Les préparatifs pour la course sont déjà bien entamés.

Mon sac de course est prêt: les bâtons et le ravitaillement sont dedans, le porte bonheur est bien là.

J'ai calculé mes besoins en gels et barres comme ceci:

  • 15 heures de course au max (enfin j'espère),

  • soit 900 minutes,

  • 1 gel toutes les 45 minutes donc 20 gels,

  • 1 barre par heure.

Je pense être large car je ne compte même pas les ravitaillement officiels.

Pour la boisson j'ai fait un mélange malto/hydrixir de chez overstim à 50/50. Je verrai bien...

La veste de pluie n'est pas encore dans le paquetage.

Pas encore, je reste optimiste bien qu'aujourd'hui j'ai vu de la neige en Chartreuse aux environs des 1700 mètres.
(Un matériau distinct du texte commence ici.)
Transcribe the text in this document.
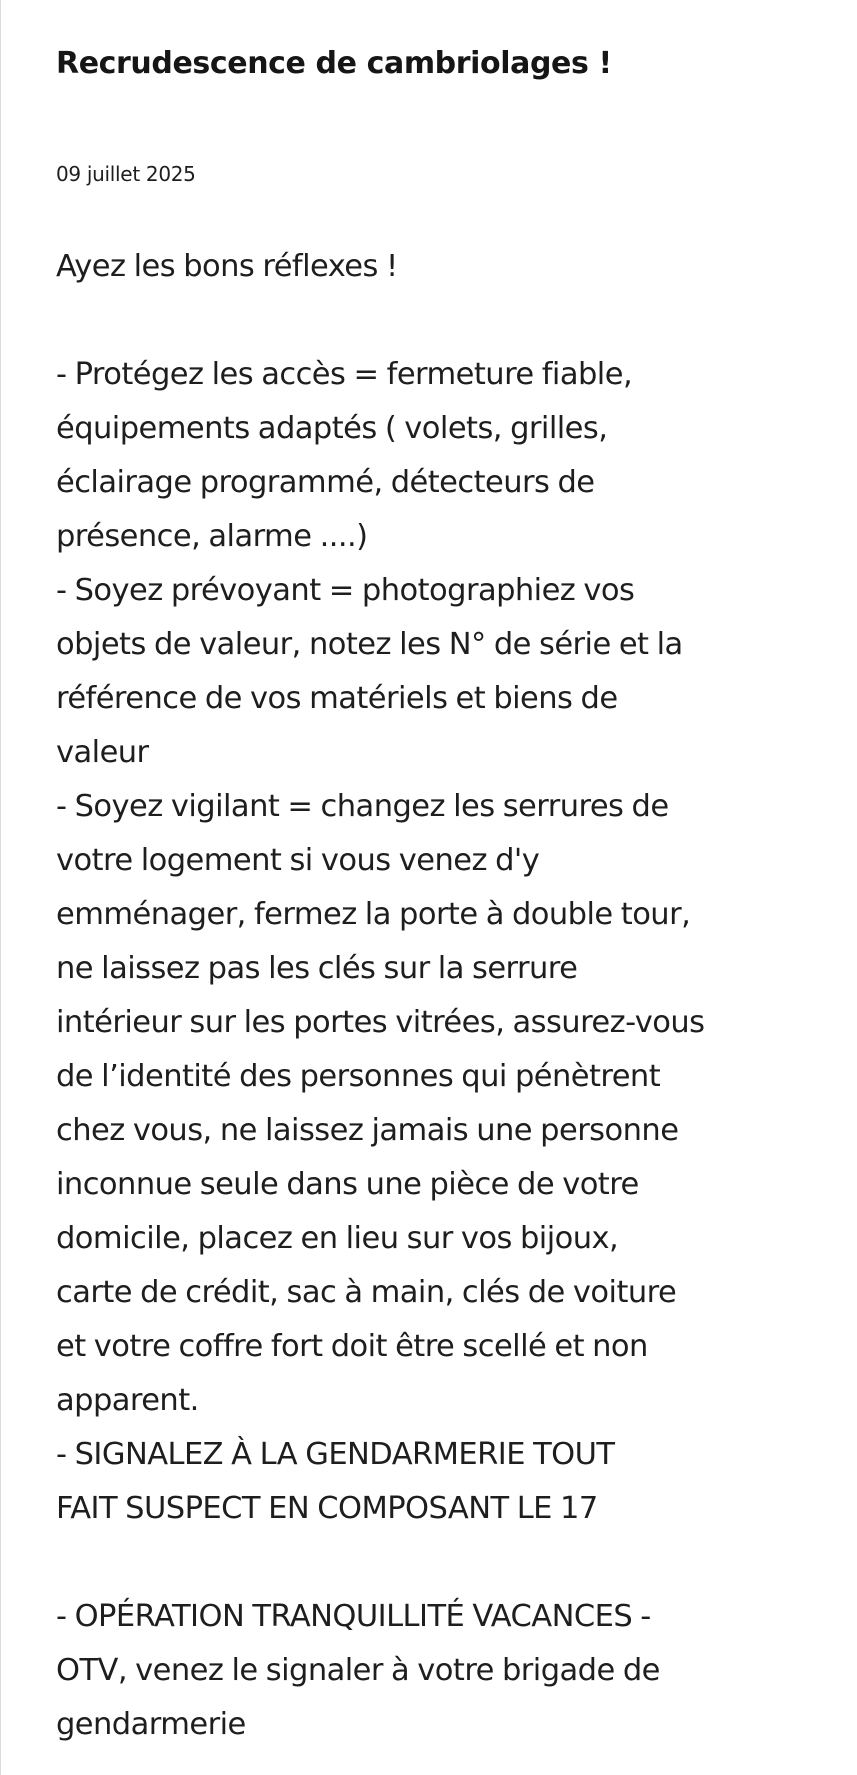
Recrudescence de cambriolages !
09 juillet 2025
Ayez les bons réflexes !
- Protégez les accès = fermeture fiable,
équipements adaptés ( volets, grilles,
éclairage programmé, détecteurs de
présence, alarme ....)
- Soyez prévoyant = photographiez vos
objets de valeur, notez les N° de série et la
référence de vos matériels et biens de
valeur
- Soyez vigilant = changez les serrures de
votre logement si vous venez d'y
emménager, fermez la porte à double tour,
ne laissez pas les clés sur la serrure
intérieur sur les portes vitrées, assurez-vous
de l’identité des personnes qui pénètrent
chez vous, ne laissez jamais une personne
inconnue seule dans une pièce de votre
domicile, placez en lieu sur vos bijoux,
carte de crédit, sac à main, clés de voiture
et votre coffre fort doit être scellé et non
apparent.
- SIGNALEZ À LA GENDARMERIE TOUT
FAIT SUSPECT EN COMPOSANT LE 17
- OPÉRATION TRANQUILLITÉ VACANCES -
OTV, venez le signaler à votre brigade de
gendarmerie
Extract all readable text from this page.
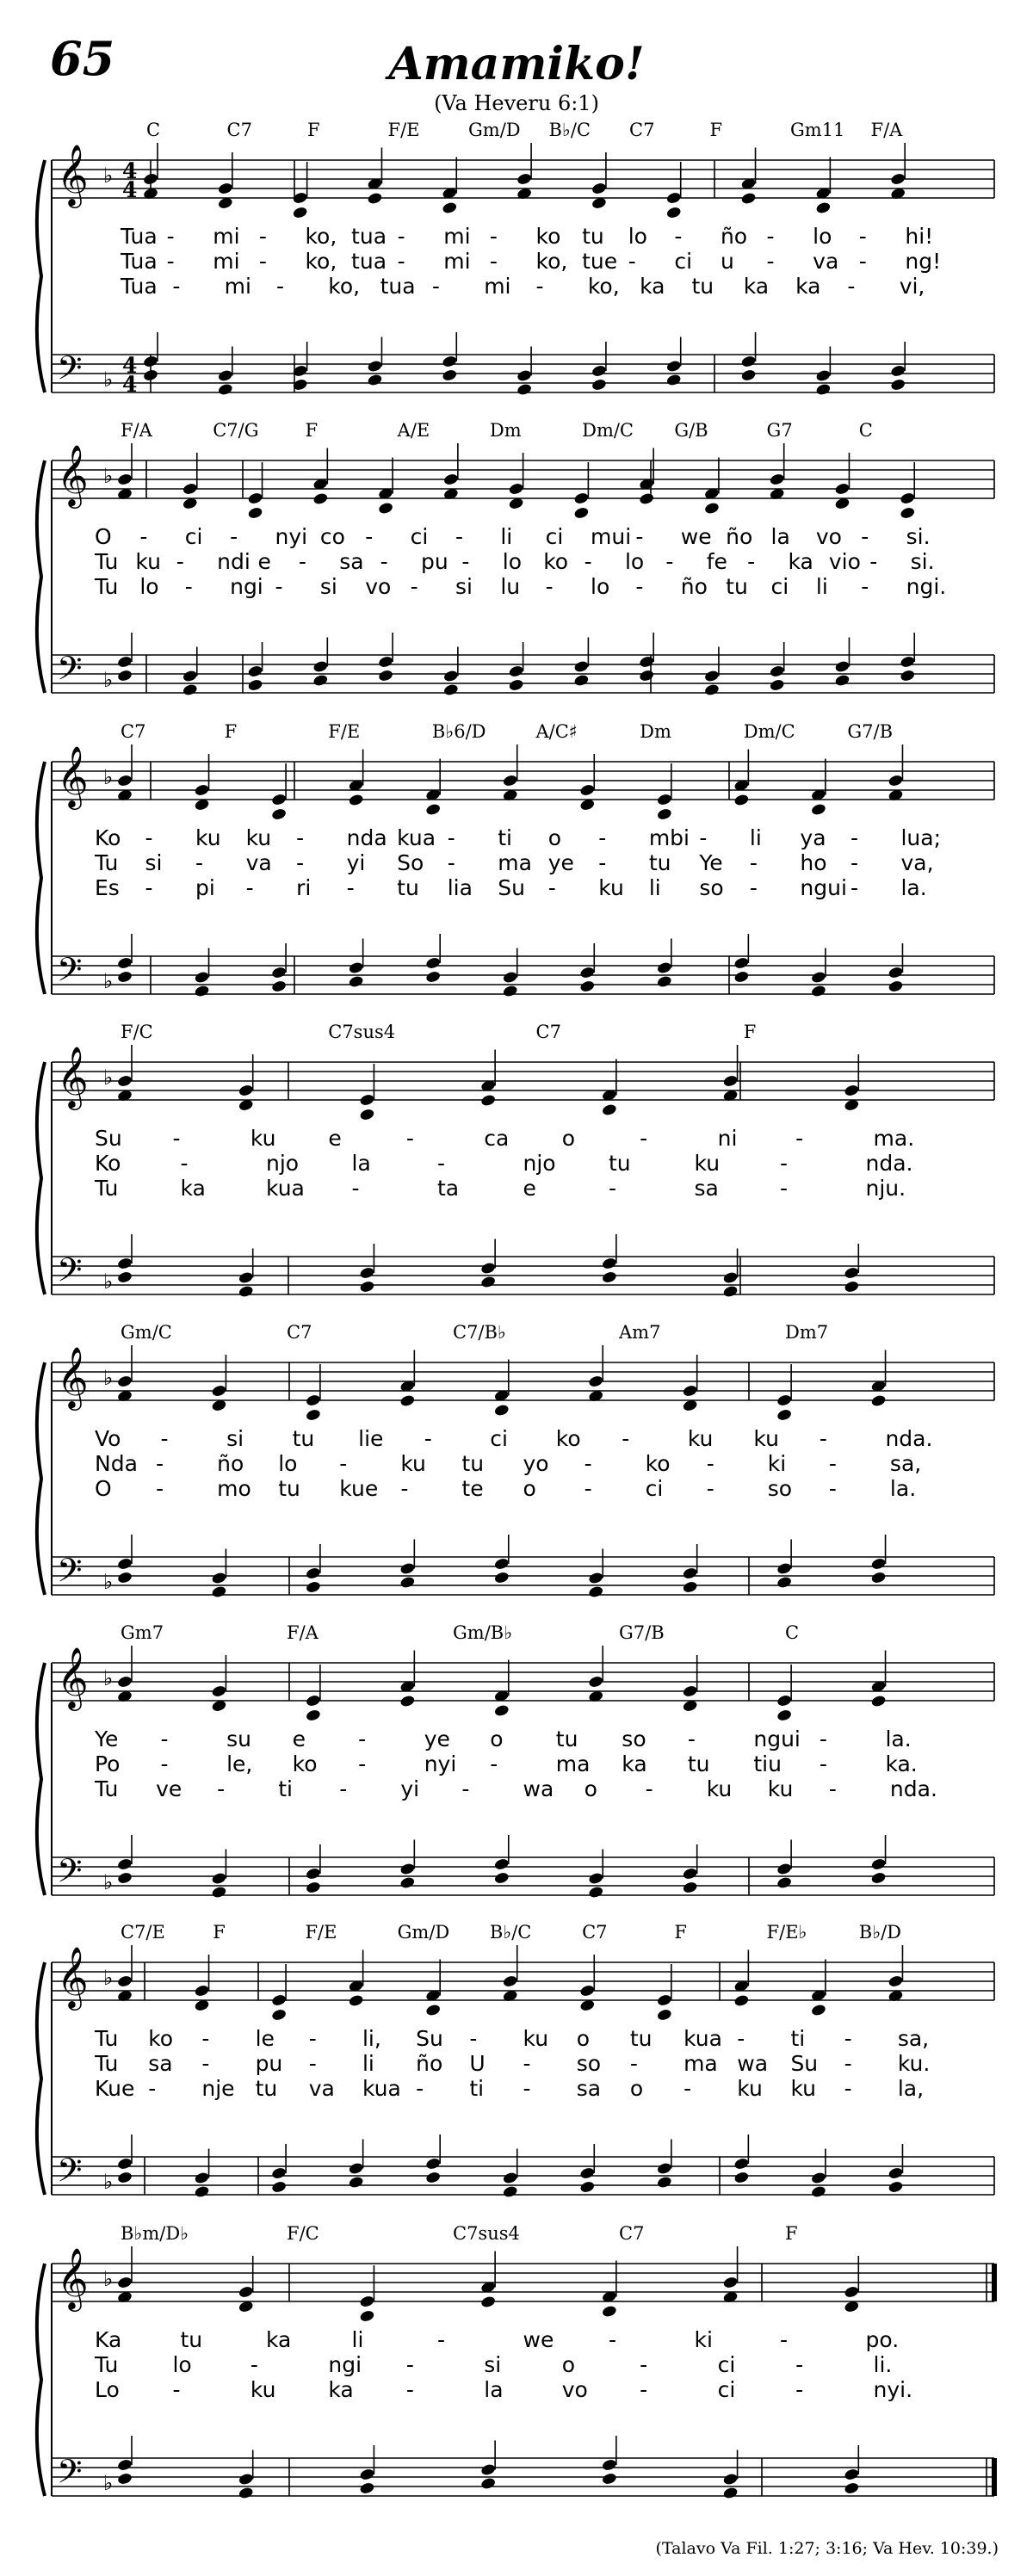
65	Amamiko!
(Va Heveru 6:1)
𝄞
𝄢
♭
♭
4
4
4
4
C	C7	F	F/E	Gm/D B♭/C C7	F	Gm11 F/A
Tua - mi - ko, tua - mi - ko tu lo - ño - lo - hi!
Tua - mi - ko, tua - mi - ko, tue - ci u - va - ng!
Tua - mi - ko, tua - mi - ko, ka tu ka ka - vi,
𝄞
𝄢
♭
♭
F/A	C7/G	F	A/E	Dm	Dm/C G/B	G7	C
O - ci - nyi co - ci - li ci mui - we ño la vo - si.
Tu ku - ndi e - sa - pu - lo ko - lo - fe - ka vio - si.
Tu lo - ngi - si vo - si lu - lo - ño tu ci li - ngi.
𝄞
𝄢
♭
♭
C7	F	F/E	B♭6/D	A/C♯	Dm	Dm/C	G7/B
Ko - ku ku - nda kua - ti o - mbi - li ya - lua;
Tu si - va - yi So - ma ye - tu Ye - ho - va,
Es - pi - ri - tu lia Su - ku li so - ngui - la.
𝄞
𝄢
♭
♭
F/C	C7sus4	C7	F
Su -	ku e	-	ca o	-	ni	-	ma.
Ko	-	njo la	-	njo tu	ku	-	nda.
Tu	ka	kua -	ta	e	-	sa	-	nju.
𝄞
𝄢
♭
♭
Gm/C	C7	C7/B♭	Am7	Dm7
Vo -	si tu lie -	ci ko -	ku ku -	nda.
Nda - ño lo - ku tu yo - ko - ki - sa,
O - mo tu kue - te o - ci - so - la.
𝄞
𝄢
♭
♭
Gm7	F/A	Gm/B♭	G7/B	C
Ye -	su e -	ye o tu so -	ngui -	la.
Po -	le, ko -	nyi -	ma ka tu tiu -	ka.
Tu ve - ti - yi - wa o - ku ku - nda.
𝄞
𝄢
♭
♭
C7/E	F	F/E	Gm/D B♭/C	C7	F	F/E♭	B♭/D
Tu ko - le - li, Su - ku o tu kua - ti - sa,
Tu sa - pu - li ño U - so - ma wa Su - ku.
Kue - nje tu va kua - ti - sa o - ku ku - la,
𝄞
𝄢
♭
♭
B♭m/D♭	F/C	C7sus4	C7	F
Ka	tu	ka	li	-	we	-	ki	-	po.
Tu	lo	-	ngi -	si	o	-	ci	-	li.
Lo -	ku ka -	la	vo -	ci	-	nyi.
(Talavo Va Fil. 1:27; 3:16; Va Hev. 10:39.)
Bravo le beau temps.

Aujourd'hui commence aussi la prise de malto pour renforcer les stocks de glycogène. Je sais pas trop ou en sont mes stock, je sais juste que pour les Templiers 2006 la formule avait bien fonctionné. Je programme donc du malto mardi, mercredi, jeudi sachant que la course aura lieu samedi.

En ce qui concerne la tronche tout va bien. Je ne me pose pas, mais alors pas du tout, des questions du style « qu'est ce que je vais faire? », « 80 bornes c'est pas un peu long? »,...Je suis sur de mon entraînement et je n'ai pas des petites douleurs qui apparaissent comme par magie.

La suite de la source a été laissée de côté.